Die Begebenheit aus der Bibel handelte von einem Mann, dessen Sohn von einem Geist besessen war. Jedenfalls dachten das damals die Menschen. Er hatte eine Krankheit, die wir heute als «Epilepsie» kennen. Der Vater bat die Jünger, ihm zu helfen. Das konnten sie aber nicht. Er ging danach zu Jesus und fragte: «Kannst du mir helfen? Kannst du da etwas machen?»
Jesus sprach zu ihm: «Alle Dinge sind möglich, wenn du glaubst!» Jesus machte den Sohn gesund. Er hat in seiner Zeit auf Erden Wunder vollbracht, damit die Menschen sehen, er ist jemand Spezielles.
In unserem Leben ist vielleicht der Glaube nicht immer gegeben, Zweifel können aufkommen. Durch Zweifel kann der Glaube gestärkt werden, wir können uns Gott anvertrauen und ihm auch vertrauen! Wir dürfen mit Gott im Gebet reden und auf eine Antwort hoffen. Er enttäuscht uns nie – denn er weiss, was für uns gut ist.

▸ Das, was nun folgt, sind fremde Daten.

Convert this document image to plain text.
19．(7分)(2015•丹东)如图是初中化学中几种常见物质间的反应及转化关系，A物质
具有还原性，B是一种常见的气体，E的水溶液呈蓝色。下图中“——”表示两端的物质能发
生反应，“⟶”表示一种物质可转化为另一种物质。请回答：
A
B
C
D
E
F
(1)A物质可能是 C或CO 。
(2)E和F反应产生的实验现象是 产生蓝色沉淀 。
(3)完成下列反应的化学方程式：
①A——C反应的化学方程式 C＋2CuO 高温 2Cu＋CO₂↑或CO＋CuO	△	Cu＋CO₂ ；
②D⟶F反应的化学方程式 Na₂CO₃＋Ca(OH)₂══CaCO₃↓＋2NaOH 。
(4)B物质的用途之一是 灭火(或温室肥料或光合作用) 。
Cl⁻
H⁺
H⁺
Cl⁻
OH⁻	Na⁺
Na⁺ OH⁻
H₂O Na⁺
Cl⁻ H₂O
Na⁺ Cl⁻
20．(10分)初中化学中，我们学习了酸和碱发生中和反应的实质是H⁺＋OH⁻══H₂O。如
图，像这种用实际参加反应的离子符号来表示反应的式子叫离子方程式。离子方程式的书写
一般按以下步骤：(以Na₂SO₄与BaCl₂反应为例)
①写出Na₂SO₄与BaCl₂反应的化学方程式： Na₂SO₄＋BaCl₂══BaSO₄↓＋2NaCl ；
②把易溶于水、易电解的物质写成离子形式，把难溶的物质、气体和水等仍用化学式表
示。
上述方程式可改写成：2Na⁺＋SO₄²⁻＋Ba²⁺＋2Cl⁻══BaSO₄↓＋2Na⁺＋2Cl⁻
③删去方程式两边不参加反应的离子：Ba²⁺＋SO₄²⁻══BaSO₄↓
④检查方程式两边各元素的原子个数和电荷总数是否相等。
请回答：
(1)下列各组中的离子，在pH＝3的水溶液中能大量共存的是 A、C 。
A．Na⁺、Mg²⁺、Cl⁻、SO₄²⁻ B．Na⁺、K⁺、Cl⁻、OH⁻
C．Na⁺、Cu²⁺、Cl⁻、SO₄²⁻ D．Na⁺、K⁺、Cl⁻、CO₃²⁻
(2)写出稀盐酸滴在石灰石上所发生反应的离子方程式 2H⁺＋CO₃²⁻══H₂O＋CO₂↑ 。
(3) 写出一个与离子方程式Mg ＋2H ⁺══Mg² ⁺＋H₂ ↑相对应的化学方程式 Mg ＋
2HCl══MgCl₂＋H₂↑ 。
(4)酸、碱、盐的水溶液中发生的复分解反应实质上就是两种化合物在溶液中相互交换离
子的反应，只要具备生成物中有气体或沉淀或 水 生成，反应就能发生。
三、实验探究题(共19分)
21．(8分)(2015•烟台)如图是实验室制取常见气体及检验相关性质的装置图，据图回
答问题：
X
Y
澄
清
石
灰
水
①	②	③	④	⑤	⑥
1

Die Zweifel des Mannes wurden auch in Vertrauen verwandelt, er hat sich Jesus anvertraut und sein Sohn wurde geheilt.
Die Predigtbeiträge der anwesenden Jugendpriester zeigten, wie wichtig der Glaube und das Gebet sind, um Zweifel auszuräumen und immer wieder die Nähe zu Gott zu suchen. Diese Nähe hilft uns!
Nach dem Gottesdienst trafen sich einige Jugendliche bei der Kirche in Thun zum Mittagessen und einer willkommenen Abkühlung.